The children’s CD (which also has a teacher’s guide) and the videos were recorded with musical assists from his sons Ezra and Josh.
Life lessons, satisfactions and family
Since being “unofficially retired,” Eskin has published five books and continues to research and teach.
“I’m 77 and I still get excited when I see my papers published. I just had my 15th book published: Advances in Food and Nutrition Research: New Research and Developments of Water-Soluble Vitamins,” he says.
That was last week.
“I received my Order of Canada at the age of 75, and I’ve got a fairly prestigious award coming up in Minneapolis, from the AOCS this spring.
“I sometimes wonder if I’d retired at 65, if anything of these things would have happened.”
Eskin counts himself fortunate in his work.
“The university has provided me with tremendous opportunities. I’m never short of ideas, (but) sometimes short of funds,” he says.
“Whenever I see a colleague, the likelihood is that I’ll get them to do a book with me, so I have a few that are in the back of my mind… one of them is actually overdue, but that will take at least another year or so.”
He’s had a long list of good workmates.
“I’ve had very wonderful colleagues, my supervisor, a woman called Sybil James — just an incredible woman.
“Then I have Marion Vaisey-Genser, with whom I’ve worked many years; and another wonderful colleague, Dr. Miyoung Suh.
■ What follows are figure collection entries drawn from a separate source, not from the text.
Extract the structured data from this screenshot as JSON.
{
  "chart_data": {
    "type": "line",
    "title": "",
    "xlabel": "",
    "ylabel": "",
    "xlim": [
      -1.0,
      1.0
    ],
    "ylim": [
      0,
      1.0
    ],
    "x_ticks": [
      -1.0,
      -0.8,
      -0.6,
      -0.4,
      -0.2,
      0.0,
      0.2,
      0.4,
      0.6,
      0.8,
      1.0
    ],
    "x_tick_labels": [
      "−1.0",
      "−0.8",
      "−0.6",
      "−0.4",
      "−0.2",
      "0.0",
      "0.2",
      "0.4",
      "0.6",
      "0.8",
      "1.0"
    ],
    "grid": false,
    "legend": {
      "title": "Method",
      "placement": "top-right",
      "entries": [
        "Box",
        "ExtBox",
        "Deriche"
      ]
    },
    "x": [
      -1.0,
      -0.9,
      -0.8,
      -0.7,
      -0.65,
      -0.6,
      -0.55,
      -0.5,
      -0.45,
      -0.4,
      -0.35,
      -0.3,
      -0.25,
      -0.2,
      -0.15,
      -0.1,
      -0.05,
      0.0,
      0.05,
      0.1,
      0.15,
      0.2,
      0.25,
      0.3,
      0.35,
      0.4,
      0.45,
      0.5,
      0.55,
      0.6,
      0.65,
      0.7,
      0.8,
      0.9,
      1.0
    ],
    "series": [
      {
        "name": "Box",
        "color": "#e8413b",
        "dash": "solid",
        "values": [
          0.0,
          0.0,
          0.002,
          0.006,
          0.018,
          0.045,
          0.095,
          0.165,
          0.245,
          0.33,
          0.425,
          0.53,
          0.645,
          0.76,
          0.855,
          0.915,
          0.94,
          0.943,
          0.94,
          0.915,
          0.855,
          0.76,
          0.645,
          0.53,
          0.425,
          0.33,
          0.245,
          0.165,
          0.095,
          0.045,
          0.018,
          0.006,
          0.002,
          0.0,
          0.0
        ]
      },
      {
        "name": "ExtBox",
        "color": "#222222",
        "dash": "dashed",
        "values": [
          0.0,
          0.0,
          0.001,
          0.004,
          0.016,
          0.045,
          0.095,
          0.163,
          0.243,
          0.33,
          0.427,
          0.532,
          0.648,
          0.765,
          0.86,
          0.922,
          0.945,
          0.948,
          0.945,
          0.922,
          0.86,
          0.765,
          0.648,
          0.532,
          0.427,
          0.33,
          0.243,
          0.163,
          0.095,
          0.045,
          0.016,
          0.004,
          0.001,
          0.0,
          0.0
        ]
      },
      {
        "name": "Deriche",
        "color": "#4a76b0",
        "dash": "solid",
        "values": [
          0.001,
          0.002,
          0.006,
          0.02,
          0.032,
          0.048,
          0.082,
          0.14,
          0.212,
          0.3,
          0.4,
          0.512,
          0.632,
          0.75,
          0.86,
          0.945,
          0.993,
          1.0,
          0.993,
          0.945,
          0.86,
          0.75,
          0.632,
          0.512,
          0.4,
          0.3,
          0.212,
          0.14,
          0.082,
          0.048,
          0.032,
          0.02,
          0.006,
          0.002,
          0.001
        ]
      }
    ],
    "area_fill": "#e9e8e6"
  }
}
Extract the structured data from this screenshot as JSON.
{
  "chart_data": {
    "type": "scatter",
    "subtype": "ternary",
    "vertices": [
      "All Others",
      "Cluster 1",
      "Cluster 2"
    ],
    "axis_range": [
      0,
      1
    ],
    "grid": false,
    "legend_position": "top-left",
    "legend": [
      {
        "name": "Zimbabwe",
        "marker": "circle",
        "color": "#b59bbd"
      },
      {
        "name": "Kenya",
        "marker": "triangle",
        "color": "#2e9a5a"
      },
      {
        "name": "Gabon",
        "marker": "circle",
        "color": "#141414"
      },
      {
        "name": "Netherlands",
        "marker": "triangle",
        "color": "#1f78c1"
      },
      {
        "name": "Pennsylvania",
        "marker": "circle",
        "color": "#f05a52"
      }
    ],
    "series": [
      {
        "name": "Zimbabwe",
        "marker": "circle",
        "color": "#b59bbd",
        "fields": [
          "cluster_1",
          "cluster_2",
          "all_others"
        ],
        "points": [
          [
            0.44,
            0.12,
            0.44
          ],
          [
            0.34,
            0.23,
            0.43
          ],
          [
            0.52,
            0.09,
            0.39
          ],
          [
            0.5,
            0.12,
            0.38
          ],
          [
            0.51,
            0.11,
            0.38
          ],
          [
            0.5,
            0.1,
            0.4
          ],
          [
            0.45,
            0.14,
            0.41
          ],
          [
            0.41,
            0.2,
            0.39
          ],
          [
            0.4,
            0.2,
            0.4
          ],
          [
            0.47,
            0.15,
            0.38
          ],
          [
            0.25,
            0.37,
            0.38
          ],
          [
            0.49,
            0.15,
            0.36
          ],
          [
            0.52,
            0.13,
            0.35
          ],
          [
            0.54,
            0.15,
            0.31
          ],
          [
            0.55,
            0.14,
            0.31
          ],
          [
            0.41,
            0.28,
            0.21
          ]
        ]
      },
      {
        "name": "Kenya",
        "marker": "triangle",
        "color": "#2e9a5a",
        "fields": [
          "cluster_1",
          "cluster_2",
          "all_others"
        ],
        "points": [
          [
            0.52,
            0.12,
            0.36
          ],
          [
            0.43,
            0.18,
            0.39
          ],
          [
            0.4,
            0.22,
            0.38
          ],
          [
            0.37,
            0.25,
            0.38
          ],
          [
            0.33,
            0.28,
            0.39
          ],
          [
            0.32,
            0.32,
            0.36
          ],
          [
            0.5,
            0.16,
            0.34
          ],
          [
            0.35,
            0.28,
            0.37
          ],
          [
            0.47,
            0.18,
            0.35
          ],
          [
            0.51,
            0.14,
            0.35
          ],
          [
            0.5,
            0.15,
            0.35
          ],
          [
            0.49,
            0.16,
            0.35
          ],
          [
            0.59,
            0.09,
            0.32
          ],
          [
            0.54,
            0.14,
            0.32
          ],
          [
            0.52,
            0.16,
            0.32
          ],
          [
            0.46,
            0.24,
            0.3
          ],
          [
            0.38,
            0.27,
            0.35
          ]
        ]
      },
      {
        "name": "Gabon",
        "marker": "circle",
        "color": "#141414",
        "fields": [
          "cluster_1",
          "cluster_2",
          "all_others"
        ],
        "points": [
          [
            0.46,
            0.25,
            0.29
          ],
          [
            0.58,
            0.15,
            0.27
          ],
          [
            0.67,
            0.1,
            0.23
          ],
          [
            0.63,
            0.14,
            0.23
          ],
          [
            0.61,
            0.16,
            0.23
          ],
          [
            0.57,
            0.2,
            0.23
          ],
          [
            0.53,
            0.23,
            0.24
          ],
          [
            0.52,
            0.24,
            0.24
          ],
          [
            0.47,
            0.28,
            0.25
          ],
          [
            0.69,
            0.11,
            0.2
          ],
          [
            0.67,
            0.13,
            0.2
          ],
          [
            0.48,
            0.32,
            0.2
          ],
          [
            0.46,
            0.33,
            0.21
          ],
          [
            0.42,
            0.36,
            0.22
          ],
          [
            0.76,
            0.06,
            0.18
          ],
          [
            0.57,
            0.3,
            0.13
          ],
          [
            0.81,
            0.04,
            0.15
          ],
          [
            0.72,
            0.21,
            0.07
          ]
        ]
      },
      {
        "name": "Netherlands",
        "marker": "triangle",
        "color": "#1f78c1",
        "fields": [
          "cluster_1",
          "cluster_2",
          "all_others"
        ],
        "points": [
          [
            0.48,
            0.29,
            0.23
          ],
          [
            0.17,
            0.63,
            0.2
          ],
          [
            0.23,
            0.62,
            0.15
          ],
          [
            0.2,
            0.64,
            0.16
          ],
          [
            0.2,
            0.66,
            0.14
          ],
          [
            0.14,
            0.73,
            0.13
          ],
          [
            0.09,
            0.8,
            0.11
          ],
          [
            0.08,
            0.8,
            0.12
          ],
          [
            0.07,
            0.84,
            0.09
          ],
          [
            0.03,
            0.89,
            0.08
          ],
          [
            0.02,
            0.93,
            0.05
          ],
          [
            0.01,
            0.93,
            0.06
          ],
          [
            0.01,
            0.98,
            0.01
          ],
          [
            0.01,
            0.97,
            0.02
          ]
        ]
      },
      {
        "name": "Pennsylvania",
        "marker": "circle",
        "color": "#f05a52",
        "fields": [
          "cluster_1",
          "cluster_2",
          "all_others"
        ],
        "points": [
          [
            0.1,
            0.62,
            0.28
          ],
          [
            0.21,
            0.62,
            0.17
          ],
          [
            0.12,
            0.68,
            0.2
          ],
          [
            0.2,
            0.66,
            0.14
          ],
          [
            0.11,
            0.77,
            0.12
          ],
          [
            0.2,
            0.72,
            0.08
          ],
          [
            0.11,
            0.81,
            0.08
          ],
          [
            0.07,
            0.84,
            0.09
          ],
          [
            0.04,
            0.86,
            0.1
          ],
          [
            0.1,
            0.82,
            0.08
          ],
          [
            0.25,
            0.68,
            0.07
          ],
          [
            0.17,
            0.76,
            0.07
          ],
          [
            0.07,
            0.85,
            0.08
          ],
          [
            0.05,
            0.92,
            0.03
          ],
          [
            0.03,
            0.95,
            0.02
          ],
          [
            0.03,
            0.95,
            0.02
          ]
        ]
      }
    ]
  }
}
“We’ve worked together for many years and she always teases me — I remember when I interviewed her for the position, I couldn’t quite remember her name and she looked at me and said, ‘Me, young. You, old.’
“And, in spite of that, she got the position,” he says, laughing.
He says priorities matter and that some things are essential.
“My mother was wonderful, my wife is wonderful,” he says.
“Family is No. 1: be happy in your family and be happy in your work for as long as you have good health — because without good health, nothing is possible — and you have to be truthful, honest. “
He says that even with life’s difficult moments, there is a mixture of happiness, contentment and satisfaction.
“I would like to leave an imprint,” Eskin says.
“We’re all passing through in this universe and I would like to leave an imprint — that I did have a journey on this planet — and that it wasn’t totally forgettable.”
Updated on Tuesday, March 27, 2018 10:30 AM CDT: Corrects spelling of name, reference to Order of Canada event.